Martyna Bunda has been a news reporter since the age of 18, a job that in retrospect she views as her most important training ground. It took her inside hundreds of homes (and the Poles love it when you take off your shoes) and brought her hours of conversations with all sorts of people – quite often in extreme and unusual situations. From 2012 to 2018 she edited the national news section for the weekly journal Polityka. In this job she stopped writing her own articles, but now had the time to work on a book.

Despite attending music school she failed to become a guitarist, but she does have a degree in social policy from Warsaw University, and she also has two daughters.

She was born at eight minutes past eight on Women’s Day, in International Women’s Year (according to the United Nations), and she was raised in Kashubia, the part of Poland to the south-east of Gdańsk where Unfeeling is set.

Unfeeling is her first novel, and in 2018 it won her the Gryfia Literary Award as well as nominations for Poland’s biggest literary prize, the Nike, and for the Gdynia Literary Prize in the fiction category. She has twice been shortlisted for the Grand Press award for her journalism.

 

A novel about major historical events and a family of women strong enough to survive them.

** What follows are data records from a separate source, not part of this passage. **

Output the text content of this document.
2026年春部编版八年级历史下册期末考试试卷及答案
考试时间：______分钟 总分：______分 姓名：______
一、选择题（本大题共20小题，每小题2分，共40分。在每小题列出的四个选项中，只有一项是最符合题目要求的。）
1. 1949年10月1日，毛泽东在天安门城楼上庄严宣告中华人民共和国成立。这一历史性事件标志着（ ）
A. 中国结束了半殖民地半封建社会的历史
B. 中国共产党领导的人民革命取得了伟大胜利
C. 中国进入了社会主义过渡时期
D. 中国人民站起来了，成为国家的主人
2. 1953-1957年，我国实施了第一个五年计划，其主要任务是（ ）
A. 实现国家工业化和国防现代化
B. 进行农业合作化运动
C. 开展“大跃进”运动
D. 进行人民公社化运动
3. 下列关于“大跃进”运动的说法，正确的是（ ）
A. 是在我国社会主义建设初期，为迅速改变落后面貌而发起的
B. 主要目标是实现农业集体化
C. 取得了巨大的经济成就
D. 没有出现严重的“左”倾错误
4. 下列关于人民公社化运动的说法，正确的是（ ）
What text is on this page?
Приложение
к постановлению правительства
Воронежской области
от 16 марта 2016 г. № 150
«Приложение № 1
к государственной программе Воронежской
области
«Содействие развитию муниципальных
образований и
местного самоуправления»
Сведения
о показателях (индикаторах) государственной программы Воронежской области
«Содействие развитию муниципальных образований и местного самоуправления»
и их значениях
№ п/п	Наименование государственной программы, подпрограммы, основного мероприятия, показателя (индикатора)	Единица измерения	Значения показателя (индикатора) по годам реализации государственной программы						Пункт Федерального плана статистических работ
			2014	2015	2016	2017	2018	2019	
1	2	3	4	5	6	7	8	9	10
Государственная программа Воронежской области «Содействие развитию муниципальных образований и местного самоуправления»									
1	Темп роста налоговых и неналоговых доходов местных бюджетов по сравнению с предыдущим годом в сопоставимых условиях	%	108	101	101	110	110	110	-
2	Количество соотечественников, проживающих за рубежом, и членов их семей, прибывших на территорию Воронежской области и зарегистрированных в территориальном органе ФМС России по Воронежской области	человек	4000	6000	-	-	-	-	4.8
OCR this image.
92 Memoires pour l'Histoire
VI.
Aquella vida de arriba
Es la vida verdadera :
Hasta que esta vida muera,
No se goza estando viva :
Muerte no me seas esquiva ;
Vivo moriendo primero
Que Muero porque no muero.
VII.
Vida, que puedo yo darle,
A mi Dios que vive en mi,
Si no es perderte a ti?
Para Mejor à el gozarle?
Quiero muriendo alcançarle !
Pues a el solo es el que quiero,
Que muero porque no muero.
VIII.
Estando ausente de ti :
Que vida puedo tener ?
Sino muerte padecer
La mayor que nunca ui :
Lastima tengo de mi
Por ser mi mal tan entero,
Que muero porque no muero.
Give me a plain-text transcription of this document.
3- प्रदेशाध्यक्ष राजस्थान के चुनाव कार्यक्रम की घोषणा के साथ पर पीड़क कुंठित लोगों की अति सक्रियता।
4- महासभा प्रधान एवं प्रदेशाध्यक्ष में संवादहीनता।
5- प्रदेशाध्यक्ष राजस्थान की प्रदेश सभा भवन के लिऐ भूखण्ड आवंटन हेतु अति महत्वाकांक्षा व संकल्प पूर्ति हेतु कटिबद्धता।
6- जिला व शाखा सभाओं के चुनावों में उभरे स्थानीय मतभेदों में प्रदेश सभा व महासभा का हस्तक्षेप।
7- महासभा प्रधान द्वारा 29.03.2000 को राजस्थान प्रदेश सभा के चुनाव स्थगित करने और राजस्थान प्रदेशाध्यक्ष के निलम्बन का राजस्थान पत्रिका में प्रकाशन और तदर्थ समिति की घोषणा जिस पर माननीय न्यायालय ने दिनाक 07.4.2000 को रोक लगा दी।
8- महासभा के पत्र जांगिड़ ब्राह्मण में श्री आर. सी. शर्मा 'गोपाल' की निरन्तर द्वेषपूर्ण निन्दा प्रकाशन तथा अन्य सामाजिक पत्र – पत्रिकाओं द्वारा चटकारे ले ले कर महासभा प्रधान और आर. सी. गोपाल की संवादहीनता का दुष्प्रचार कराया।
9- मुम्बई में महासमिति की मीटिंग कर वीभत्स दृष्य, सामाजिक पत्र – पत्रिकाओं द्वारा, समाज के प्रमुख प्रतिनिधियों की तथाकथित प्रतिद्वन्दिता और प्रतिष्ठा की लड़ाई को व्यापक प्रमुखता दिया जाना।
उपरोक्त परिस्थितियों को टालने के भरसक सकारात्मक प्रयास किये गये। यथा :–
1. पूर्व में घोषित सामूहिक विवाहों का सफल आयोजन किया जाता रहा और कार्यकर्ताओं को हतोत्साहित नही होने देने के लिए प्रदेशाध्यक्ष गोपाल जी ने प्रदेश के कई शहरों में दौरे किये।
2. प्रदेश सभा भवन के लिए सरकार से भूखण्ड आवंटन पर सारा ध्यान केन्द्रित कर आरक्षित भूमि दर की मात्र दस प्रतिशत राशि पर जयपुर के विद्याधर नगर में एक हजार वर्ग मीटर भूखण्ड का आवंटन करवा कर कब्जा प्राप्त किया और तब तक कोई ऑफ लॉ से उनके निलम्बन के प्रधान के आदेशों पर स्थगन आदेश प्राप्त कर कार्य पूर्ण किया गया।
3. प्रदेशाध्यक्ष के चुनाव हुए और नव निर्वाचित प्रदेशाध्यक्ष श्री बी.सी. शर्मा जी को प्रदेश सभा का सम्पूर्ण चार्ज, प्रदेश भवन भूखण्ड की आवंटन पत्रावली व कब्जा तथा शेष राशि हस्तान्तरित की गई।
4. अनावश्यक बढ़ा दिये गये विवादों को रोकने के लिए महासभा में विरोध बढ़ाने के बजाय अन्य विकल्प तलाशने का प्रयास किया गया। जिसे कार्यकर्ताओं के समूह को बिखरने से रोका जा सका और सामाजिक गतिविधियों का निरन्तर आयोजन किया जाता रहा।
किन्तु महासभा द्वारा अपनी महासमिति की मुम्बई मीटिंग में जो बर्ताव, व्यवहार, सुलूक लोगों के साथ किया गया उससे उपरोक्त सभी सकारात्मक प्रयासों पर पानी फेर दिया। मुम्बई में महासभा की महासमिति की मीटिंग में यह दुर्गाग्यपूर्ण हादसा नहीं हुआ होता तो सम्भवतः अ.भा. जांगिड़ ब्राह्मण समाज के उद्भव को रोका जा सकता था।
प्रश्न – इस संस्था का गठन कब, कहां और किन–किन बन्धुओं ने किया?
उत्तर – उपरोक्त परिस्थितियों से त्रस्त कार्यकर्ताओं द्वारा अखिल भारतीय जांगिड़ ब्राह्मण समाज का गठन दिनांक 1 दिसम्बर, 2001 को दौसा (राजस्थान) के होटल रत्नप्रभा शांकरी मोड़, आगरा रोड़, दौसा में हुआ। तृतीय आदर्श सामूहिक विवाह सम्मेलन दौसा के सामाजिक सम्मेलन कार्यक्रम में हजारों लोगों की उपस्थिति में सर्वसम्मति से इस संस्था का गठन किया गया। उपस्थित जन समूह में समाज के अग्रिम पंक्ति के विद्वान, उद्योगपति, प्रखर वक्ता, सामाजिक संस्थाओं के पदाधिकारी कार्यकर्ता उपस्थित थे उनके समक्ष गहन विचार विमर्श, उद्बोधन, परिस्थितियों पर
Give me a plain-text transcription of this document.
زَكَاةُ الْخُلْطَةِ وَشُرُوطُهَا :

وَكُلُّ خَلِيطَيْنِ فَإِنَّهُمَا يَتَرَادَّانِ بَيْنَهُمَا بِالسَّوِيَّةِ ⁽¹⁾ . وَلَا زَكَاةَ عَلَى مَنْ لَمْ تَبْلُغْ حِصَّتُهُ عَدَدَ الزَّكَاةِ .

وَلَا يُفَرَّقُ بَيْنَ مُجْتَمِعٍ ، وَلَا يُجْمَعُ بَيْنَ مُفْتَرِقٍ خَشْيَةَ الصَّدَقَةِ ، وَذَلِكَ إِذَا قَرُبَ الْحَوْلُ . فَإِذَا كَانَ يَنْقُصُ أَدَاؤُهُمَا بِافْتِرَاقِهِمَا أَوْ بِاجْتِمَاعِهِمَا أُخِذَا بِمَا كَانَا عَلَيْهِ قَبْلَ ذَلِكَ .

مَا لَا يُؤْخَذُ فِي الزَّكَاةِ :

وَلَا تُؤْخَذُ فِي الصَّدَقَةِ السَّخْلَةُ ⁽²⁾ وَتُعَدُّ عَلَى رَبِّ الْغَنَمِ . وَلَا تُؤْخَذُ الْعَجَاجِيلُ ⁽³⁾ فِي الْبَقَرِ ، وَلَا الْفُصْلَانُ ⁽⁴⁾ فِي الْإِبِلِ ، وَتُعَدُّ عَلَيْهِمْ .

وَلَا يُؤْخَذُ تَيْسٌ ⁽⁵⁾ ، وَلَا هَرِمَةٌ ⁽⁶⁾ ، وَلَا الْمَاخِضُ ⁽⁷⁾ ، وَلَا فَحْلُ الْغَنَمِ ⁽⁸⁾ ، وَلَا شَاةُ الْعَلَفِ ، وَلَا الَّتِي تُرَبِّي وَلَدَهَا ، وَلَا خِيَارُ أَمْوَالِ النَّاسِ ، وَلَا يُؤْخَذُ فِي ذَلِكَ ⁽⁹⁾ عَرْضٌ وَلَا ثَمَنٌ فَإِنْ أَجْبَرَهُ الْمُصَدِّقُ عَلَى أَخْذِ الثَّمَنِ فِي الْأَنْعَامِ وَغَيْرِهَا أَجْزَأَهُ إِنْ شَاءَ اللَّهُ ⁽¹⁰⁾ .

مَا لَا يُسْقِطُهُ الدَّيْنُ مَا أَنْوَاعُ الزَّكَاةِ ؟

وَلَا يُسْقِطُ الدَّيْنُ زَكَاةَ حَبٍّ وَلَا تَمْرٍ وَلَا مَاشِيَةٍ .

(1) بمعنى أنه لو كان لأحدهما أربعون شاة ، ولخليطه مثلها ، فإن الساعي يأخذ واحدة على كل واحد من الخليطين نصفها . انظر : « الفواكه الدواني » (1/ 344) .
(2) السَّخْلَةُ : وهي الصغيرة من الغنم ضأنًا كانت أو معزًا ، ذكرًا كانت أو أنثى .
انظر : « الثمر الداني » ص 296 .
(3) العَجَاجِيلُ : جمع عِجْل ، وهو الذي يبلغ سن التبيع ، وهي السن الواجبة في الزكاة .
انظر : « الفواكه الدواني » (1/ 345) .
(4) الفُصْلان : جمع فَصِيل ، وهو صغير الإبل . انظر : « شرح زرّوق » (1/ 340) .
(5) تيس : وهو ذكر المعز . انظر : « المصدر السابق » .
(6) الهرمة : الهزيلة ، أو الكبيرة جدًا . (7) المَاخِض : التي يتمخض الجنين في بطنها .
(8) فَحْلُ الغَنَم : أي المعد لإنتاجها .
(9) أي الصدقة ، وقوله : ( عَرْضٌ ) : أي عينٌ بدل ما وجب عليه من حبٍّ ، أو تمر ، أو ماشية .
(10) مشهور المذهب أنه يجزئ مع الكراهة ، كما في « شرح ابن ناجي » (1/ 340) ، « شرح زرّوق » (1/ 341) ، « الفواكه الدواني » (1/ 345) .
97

A brilliant literary debut that pays tribute to female solidarity.

The novel is set in Dziewcza Hill, a small village in Kashubia. Here, in the house she builds with the compensation she receives when her husband is killed in a tragic accident, Rozela raises her three daughters. Gerta, the oldest, is like her mother ‒ extremely painstaking, with a strong sense of responsibility; Truda the middle one, knows how to get the best out of life and yields easily to the impulses of her heart; while Ilda, the youngest, does a lot of thinking about death and loves to provoke everyone who crosses her path. 

In a story that covers many years and gives voice to many characters we come to know these women’s fortunes – first some tragic events that occurred during the Second World War, and then what happened when the new, socialist authorities came to power. Refusing to have any feelings is their shield against evil tongues and the trials of fate. In situations where others would have broken down, Rozela and her daughters forge ahead. Despite appearing to be unfeeling, they are very close to each other, and the family home in Dziewcza Hill has a magnetic effect on them. However far they venture out into the world, they always come back here for unloving-loving support and understanding.

Martyna Bunda’s absorbing family saga is very well composed, with a strong atmosphere and superbly drawn characters. Unfeeling is a novel about Polish women, and about Poland’s complex recent history. Bunda touches on some important themes and reveals some wounds that have not yet healed ‒ not in order to be provocative, but to pay tribute to female solidarity, to our mothers and grandmothers and the great strength they displayed in the face of adversity.